After taking a brief hiatus from comedy, Aziz Ansari is back with a new Netflix comedy special titled RIGHT NOW. In the hour-long stand-up, Ansari touches on all the things he has missed out on as well as addressing his sexual misconduct allegations back in early 2018.
He also plays with audiences expectations by experimenting with the crowd in a fantastically engineered joke. It’s one of the best bits from comedy in a while and highlights the social divide in the U.S. brilliantly
What is this joke and what does it mean? Here is a breakdown of Aziz Ansari’s Pizza Hut swastika experiment and the cultural relevance behind it.
Aziz Ansari’s Pizza Hut swastika experiment explained
During the comedic experiment, Ansari speaks about an incident surrounding Pizza Hut where a pizza was delivered to a customer and the purchaser complained that the pepperonis were arranged in the form of a swastika.
Ansari then polls the crowd and ask how many thought it looked like a swastika and how many thought it looked like a regular average pizza. A number of people hesitantly clap for both arguments.
Ansari then picks out a male member of the audience who clapped for the “regular average pizza” side. He asks the man if he thought the pizza purchaser was just lying to get attention, and the man nods. Ansari then asks if he remembers where he saw the article because allegedly Washington Post had a “digitally altered” image. And the man says Washington Post.
And then with a surprise turn, Ansari says, “Okay, well, you know what’s interesting is um… I just made all that up. None of that happened.”

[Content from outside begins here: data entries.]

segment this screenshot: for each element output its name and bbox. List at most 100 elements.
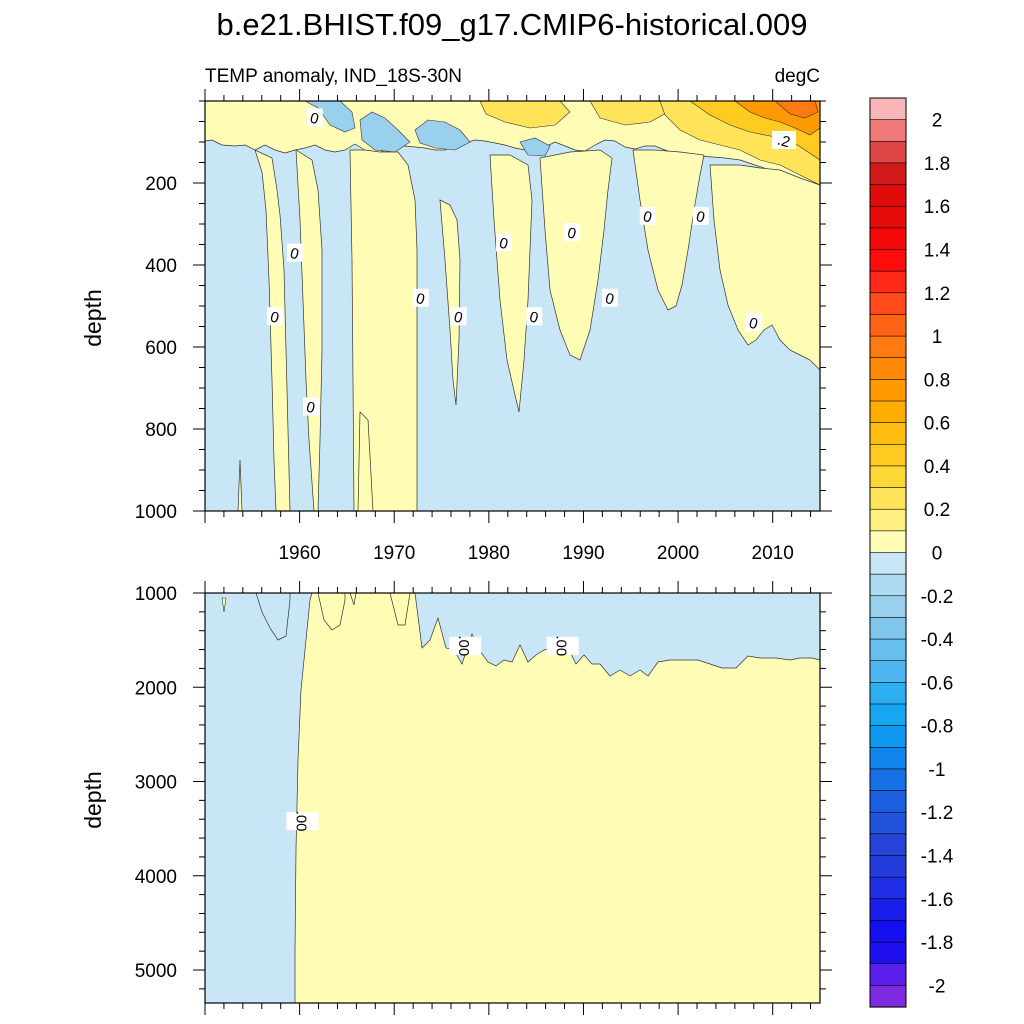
colorbar-label: -0.6 bbox=[921, 673, 954, 694]
contour-label-box bbox=[564, 223, 581, 242]
colorbar-swatch bbox=[869, 422, 907, 445]
colorbar-swatch bbox=[869, 703, 907, 727]
colorbar-swatch bbox=[869, 379, 907, 402]
colorbar-swatch bbox=[869, 140, 907, 164]
contour-label-box bbox=[302, 397, 319, 416]
colorbar-swatch bbox=[869, 162, 907, 186]
x-tick-label: 2000 bbox=[657, 543, 699, 564]
contour-label-box bbox=[745, 313, 762, 332]
y-tick-label: 600 bbox=[145, 338, 177, 359]
y-tick-label: 5000 bbox=[135, 961, 177, 982]
upper-warm-sliver-1953 bbox=[237, 459, 243, 511]
colorbar-label: -1.4 bbox=[921, 847, 954, 868]
x-tick-label: 1960 bbox=[278, 543, 320, 564]
contour-label: 0 bbox=[306, 108, 323, 128]
upper-panel-positive-regions bbox=[205, 101, 820, 511]
y-tick-label: 200 bbox=[145, 174, 177, 195]
lower-panel: 1000 2000 3000 4000 5000 .00 .00 .00 depth bbox=[80, 581, 832, 1015]
contour-label: 0 bbox=[450, 307, 467, 327]
colorbar-label: 0.2 bbox=[924, 500, 950, 521]
upper-panel: 1960 1970 1980 1990 2000 2010 200 400 600 800 100… bbox=[80, 89, 832, 564]
contour-label-box bbox=[267, 307, 284, 326]
upper-y-axis-label: depth bbox=[80, 289, 106, 347]
contour-label: 0 bbox=[302, 397, 319, 417]
lower-y-axis-label: depth bbox=[80, 771, 106, 829]
colorbar-frame bbox=[869, 97, 907, 1008]
contour-label-box bbox=[692, 206, 709, 225]
colorbar-swatch bbox=[869, 638, 907, 662]
colorbar-swatch bbox=[869, 443, 907, 467]
colorbar-label: 1 bbox=[932, 327, 943, 348]
colorbar-swatch bbox=[869, 508, 907, 532]
y-tick-label: 1000 bbox=[135, 502, 177, 523]
contour-label: 0 bbox=[495, 233, 512, 253]
contour-label: 0 bbox=[564, 223, 581, 243]
contour-label: .00 bbox=[286, 811, 319, 832]
subtitle-right: degC bbox=[775, 66, 820, 87]
colorbar-label: -1.6 bbox=[921, 890, 954, 911]
colorbar-swatch bbox=[869, 768, 907, 792]
upper-warm-tongue-1997 bbox=[632, 149, 705, 311]
lower-panel-frame bbox=[204, 592, 821, 1004]
y-tick-label: 800 bbox=[145, 420, 177, 441]
upper-y-ticks: 200 400 600 800 1000 bbox=[135, 100, 832, 523]
colorbar-label: 1.6 bbox=[924, 197, 950, 218]
chart-title: b.e21.BHIST.f09_g17.CMIP6-historical.009 bbox=[216, 7, 807, 42]
upper-contour-labels: 0 0 0 0 0 0 0 0 0 0 0 0 0 .2 bbox=[267, 108, 797, 417]
lower-cold-tongue-1962 bbox=[255, 593, 291, 641]
colorbar-swatch bbox=[869, 270, 907, 294]
colorbar-label: 1.4 bbox=[924, 241, 951, 262]
colorbar-label: -2 bbox=[929, 976, 946, 997]
colorbar-swatch bbox=[869, 985, 907, 1008]
lower-contour-labels: .00 .00 .00 bbox=[286, 635, 579, 832]
contour-label: 0 bbox=[745, 313, 762, 333]
x-tick-label: 1990 bbox=[562, 543, 604, 564]
colorbar-swatch bbox=[869, 941, 907, 965]
upper-warm-tongue-1977 bbox=[439, 199, 461, 406]
y-tick-label: 4000 bbox=[135, 867, 177, 888]
contour-label-box bbox=[306, 108, 323, 127]
lower-cold-region-west bbox=[205, 593, 313, 1003]
colorbar-label: -1.2 bbox=[921, 803, 954, 824]
contour-label: .2 bbox=[772, 130, 797, 151]
colorbar-label: 0.4 bbox=[924, 457, 951, 478]
colorbar-swatch bbox=[869, 725, 907, 748]
colorbar-swatch bbox=[869, 963, 907, 986]
contour-label: 0 bbox=[267, 307, 284, 327]
colorbar-swatch bbox=[869, 898, 907, 922]
y-tick-label: 2000 bbox=[135, 678, 177, 699]
colorbar-swatch bbox=[869, 790, 907, 813]
contour-label-text: .00 bbox=[553, 635, 570, 656]
colorbar-label: -0.8 bbox=[921, 717, 954, 738]
colorbar-label: 0 bbox=[932, 544, 943, 565]
upper-warm-peak-2010s bbox=[774, 101, 819, 119]
upper-warm-band-1980s bbox=[479, 101, 571, 129]
colorbar-swatch bbox=[869, 119, 907, 142]
colorbar-label: -1.8 bbox=[921, 933, 954, 954]
colorbar-swatch bbox=[869, 400, 907, 424]
contour-label: 0 bbox=[412, 288, 429, 309]
lower-warm-speck-1952 bbox=[221, 597, 227, 613]
lower-panel-negative-regions bbox=[205, 593, 820, 1003]
colorbar-label: 1.2 bbox=[924, 284, 950, 305]
colorbar-label: 0.6 bbox=[924, 414, 950, 435]
colorbar-swatch bbox=[869, 573, 907, 597]
upper-warm-band-1990s bbox=[589, 101, 669, 126]
lower-warm-notch-1965 bbox=[317, 593, 346, 631]
colorbar-swatch bbox=[869, 530, 907, 554]
upper-cold-patch-1984 bbox=[519, 137, 551, 157]
colorbar-swatch bbox=[869, 552, 907, 575]
contour-label: .00 bbox=[449, 635, 482, 656]
contour-label: 0 bbox=[639, 206, 656, 227]
colorbar-swatch bbox=[869, 314, 907, 337]
colorbar-swatch bbox=[869, 833, 907, 857]
upper-warm-region-2005-2015 bbox=[709, 164, 820, 371]
upper-x-ticks: 1960 1970 1980 1990 2000 2010 bbox=[204, 89, 812, 564]
contour-label-box bbox=[449, 636, 482, 655]
contour-label-box bbox=[639, 206, 656, 225]
colorbar-label: -0.4 bbox=[921, 630, 954, 651]
colorbar-label: 0.8 bbox=[924, 370, 950, 391]
contour-label-box bbox=[286, 243, 303, 262]
upper-cold-patch-1971 bbox=[359, 111, 411, 153]
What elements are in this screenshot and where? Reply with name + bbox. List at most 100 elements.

The crowd then uproars with laughter. He follows it up with, “I’m not trying to embarrass you dude, but you and everyone who clapped earlier, you’re the f**king problem, okay?”

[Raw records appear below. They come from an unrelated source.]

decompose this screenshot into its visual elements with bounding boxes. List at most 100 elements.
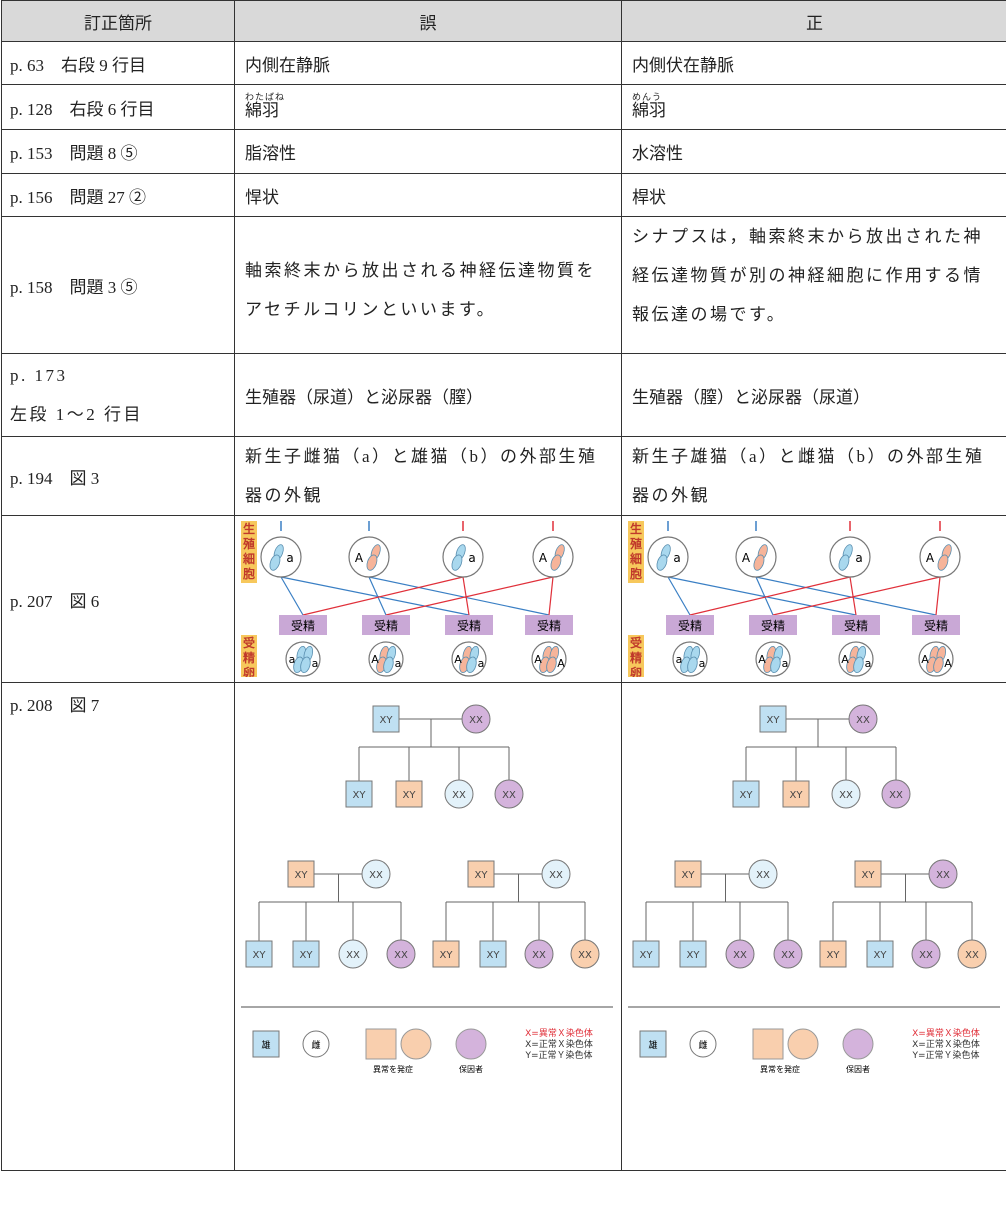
cell-text: 悍状 xyxy=(245,187,279,207)
location-cell: p. 173 左段 1〜2 行目 xyxy=(1,353,235,437)
location-cell: p. 194 図 3 xyxy=(1,435,235,517)
female-node xyxy=(524,939,554,969)
node-label: XX xyxy=(578,950,592,961)
location-cell: p. 153 問題 8 ⑤ xyxy=(1,129,235,174)
arrow-line xyxy=(667,576,857,616)
node-label: XY xyxy=(353,790,367,801)
chromosome xyxy=(300,656,311,673)
location-text: p. 207 図 6 xyxy=(10,591,100,611)
fertilization-box xyxy=(445,614,493,635)
chromosome xyxy=(451,554,463,571)
female-node xyxy=(773,939,803,969)
side-label-bg xyxy=(241,520,257,583)
fertilization-label: 受精 xyxy=(291,619,315,633)
node-label: XX xyxy=(919,950,933,961)
fertilization-label: 受精 xyxy=(537,619,561,633)
wrong-cell: 悍状 xyxy=(234,173,622,217)
arrow-line xyxy=(302,576,464,616)
location-cell: p. 128 右段 6 行目 xyxy=(1,84,235,130)
allele-label: A xyxy=(742,551,751,565)
table-row: p. 173 左段 1〜2 行目 生殖器（尿道）と泌尿器（膣） 生殖器（膣）と泌尿器（… xyxy=(1,353,1006,437)
location-cell: p. 208 図 7 xyxy=(1,682,235,1172)
node-label: XX xyxy=(936,870,950,881)
node-label: XY xyxy=(862,870,876,881)
chromosome xyxy=(383,656,394,673)
location-cell: p. 63 右段 9 行目 xyxy=(1,41,235,85)
node-label: XX xyxy=(394,950,408,961)
side-label: 精 xyxy=(630,650,642,665)
node-label: XY xyxy=(740,790,754,801)
female-node xyxy=(928,859,958,889)
side-label: 殖 xyxy=(243,536,255,551)
key-line: X=異常Ｘ染色体 xyxy=(525,1027,593,1039)
location-text: p. 208 図 7 xyxy=(10,696,100,716)
node-label: XY xyxy=(487,950,501,961)
allele-label: a xyxy=(312,657,319,670)
table-row: p. 153 問題 8 ⑤ 脂溶性 水溶性 xyxy=(1,129,1006,174)
male-node xyxy=(345,780,373,808)
legend-female xyxy=(689,1030,717,1058)
chromosome xyxy=(933,656,944,673)
location-text: p. 156 問題 27 ② xyxy=(10,187,146,207)
cell-text: 内側伏在静脈 xyxy=(632,55,734,75)
cell-text: 脂溶性 xyxy=(245,144,296,163)
figure-7: XY XX XY XY XX XX XY XX XY XX XY XY XX XX XY XY XX XX 雄 雌異常… xyxy=(628,704,1000,1074)
side-label-bg xyxy=(628,634,644,677)
allele-label: a xyxy=(782,657,789,670)
side-label: 精 xyxy=(243,650,255,665)
allele-label: A xyxy=(926,551,935,565)
cell-text: 新生子雄猫（a）と雌猫（b）の外部生殖器の外観 xyxy=(632,447,985,506)
arrow-line xyxy=(548,576,554,615)
chromosome xyxy=(466,656,477,673)
node-label: XY xyxy=(380,715,394,726)
side-label: 殖 xyxy=(630,536,642,551)
allele-label: a xyxy=(699,657,706,670)
node-label: XY xyxy=(640,950,654,961)
node-label: XX xyxy=(856,715,870,726)
female-node xyxy=(848,704,878,734)
side-label: 受 xyxy=(243,635,255,650)
arrow-line xyxy=(280,576,304,615)
fertilization-label: 受精 xyxy=(924,619,948,633)
wrong-cell: 生殖器（尿道）と泌尿器（膣） xyxy=(234,353,622,437)
fertilization-label: 受精 xyxy=(457,619,481,633)
chromosome xyxy=(269,554,281,571)
chromosome xyxy=(366,554,378,571)
allele-label: A xyxy=(355,551,364,565)
node-label: XX xyxy=(369,870,383,881)
cell-text: 内側在静脈 xyxy=(245,55,330,75)
node-label: XY xyxy=(300,950,314,961)
key-line: Y=正常Ｙ染色体 xyxy=(524,1049,592,1061)
arrow-line xyxy=(755,576,937,616)
cell-text: 綿羽 xyxy=(245,101,279,120)
wrong-cell: 脂溶性 xyxy=(234,129,622,174)
allele-label: a xyxy=(395,657,402,670)
legend-label: 雌 xyxy=(311,1039,320,1051)
key-line: X=異常Ｘ染色体 xyxy=(912,1027,980,1039)
allele-label: A xyxy=(944,657,952,670)
node-label: XY xyxy=(874,950,888,961)
arrow-line xyxy=(368,576,550,616)
allele-label: a xyxy=(478,657,485,670)
legend-affected xyxy=(400,1028,432,1060)
location-text: p. 128 右段 6 行目 xyxy=(10,99,155,119)
allele-label: A xyxy=(371,653,379,666)
wrong-cell: XY XX XY XY XX XX XY XX XY XX XY XY XX XX XY XY XX XX 雄 雌異常… xyxy=(234,682,622,1172)
allele-label: a xyxy=(673,551,680,565)
chromosome xyxy=(853,656,864,673)
allele-label: a xyxy=(289,653,296,666)
legend-male xyxy=(639,1030,667,1058)
side-label: 胞 xyxy=(243,566,255,581)
cell-text: シナプスは，軸索終末から放出された神経伝達物質が別の神経細胞に作用する情報伝達の… xyxy=(632,227,983,325)
node-label: XX xyxy=(469,715,483,726)
node-label: XY xyxy=(767,715,781,726)
header-cell: 訂正箇所 xyxy=(1,0,235,42)
side-label: 卵 xyxy=(630,665,642,677)
side-label: 受 xyxy=(630,635,642,650)
table-row: p. 156 問題 27 ② 悍状 桿状 xyxy=(1,173,1006,217)
cell-text: 軸索終末から放出される神経伝達物質をアセチルコリンといいます。 xyxy=(245,260,596,319)
ruby-reading: めんう xyxy=(632,92,663,102)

This joke is brilliant because it puts a spotlight on America’s need to fight about anything without verification of whether or not the information is real. It’s a common problem in social media where one person can share anything and both sides are ready to go to war simply because they feel entitled to do so.
And as Ansari points out, the people that felt obligated to take a side like to pretend they’re superior to the other but both sides made the same mistake. He holds a mirror to their social division while saying, “See how funny you look?”

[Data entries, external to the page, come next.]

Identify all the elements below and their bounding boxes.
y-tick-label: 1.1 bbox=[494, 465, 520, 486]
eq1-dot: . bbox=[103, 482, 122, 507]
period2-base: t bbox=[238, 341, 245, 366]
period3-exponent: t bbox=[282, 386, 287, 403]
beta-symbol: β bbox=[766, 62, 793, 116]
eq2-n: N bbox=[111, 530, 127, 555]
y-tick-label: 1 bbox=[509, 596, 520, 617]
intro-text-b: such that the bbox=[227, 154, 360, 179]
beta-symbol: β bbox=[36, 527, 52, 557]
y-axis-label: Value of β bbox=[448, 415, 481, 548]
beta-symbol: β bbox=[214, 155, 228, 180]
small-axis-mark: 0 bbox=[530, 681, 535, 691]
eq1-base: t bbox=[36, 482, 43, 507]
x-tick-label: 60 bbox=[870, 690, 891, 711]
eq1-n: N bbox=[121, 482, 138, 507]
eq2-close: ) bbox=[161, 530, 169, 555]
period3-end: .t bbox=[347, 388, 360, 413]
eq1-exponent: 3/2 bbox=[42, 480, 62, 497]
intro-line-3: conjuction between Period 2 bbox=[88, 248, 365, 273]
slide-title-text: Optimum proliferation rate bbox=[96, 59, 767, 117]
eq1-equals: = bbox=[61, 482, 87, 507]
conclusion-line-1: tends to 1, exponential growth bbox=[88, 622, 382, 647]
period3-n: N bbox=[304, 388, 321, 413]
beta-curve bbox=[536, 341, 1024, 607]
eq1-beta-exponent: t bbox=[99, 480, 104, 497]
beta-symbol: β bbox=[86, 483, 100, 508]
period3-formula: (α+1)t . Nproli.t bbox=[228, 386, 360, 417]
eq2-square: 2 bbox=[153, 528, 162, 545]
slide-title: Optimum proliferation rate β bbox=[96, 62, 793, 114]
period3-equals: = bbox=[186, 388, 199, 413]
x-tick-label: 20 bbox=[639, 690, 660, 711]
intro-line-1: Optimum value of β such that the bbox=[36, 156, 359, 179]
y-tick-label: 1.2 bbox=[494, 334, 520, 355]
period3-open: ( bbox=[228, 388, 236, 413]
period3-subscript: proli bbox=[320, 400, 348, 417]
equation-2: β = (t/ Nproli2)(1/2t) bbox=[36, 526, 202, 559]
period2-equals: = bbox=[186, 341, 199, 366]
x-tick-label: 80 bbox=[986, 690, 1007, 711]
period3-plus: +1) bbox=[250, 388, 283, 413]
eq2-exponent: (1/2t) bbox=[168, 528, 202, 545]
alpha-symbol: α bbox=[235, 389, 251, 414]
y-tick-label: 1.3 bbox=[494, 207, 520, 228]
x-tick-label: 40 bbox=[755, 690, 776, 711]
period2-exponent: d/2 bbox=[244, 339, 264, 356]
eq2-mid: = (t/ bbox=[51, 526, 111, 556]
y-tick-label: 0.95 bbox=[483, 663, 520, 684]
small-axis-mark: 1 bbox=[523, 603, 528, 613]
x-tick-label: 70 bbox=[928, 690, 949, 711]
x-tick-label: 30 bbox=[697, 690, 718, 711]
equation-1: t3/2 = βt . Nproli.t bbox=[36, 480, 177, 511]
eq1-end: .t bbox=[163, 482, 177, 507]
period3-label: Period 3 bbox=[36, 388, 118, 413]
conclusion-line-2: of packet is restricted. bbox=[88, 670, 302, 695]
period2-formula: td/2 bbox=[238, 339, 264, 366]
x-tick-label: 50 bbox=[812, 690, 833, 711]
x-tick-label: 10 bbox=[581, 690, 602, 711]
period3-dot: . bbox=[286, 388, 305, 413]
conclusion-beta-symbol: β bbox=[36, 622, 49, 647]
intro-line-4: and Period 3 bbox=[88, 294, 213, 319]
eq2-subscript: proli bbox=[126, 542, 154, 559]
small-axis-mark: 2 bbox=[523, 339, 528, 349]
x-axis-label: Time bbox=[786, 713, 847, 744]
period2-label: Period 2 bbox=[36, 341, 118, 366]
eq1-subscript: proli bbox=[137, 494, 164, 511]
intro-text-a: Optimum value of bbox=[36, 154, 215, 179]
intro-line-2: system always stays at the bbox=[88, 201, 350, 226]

Digging deeper, one can find an interesting critique of just how gullible people are when listening to misinformation. And it’s very clear from this experiment that the issue is not isolated to any one political party specifically. The side against hate speech, Nazis, racist was just as easily influenced by a fake story as the person that thought the pepperoni swastika looked normal.
This is why we are blessed to have freedom of expression. Comedy is one of the best forms of cultural therapy and allows us to laugh at our own mistakes. Luckily, despite his own mistakes in the past year, we still have a talent like Ansari to help shed light on our social division in a humorous way.
Aziz Ansari: RIGHT NOW is currently streaming on Netflix.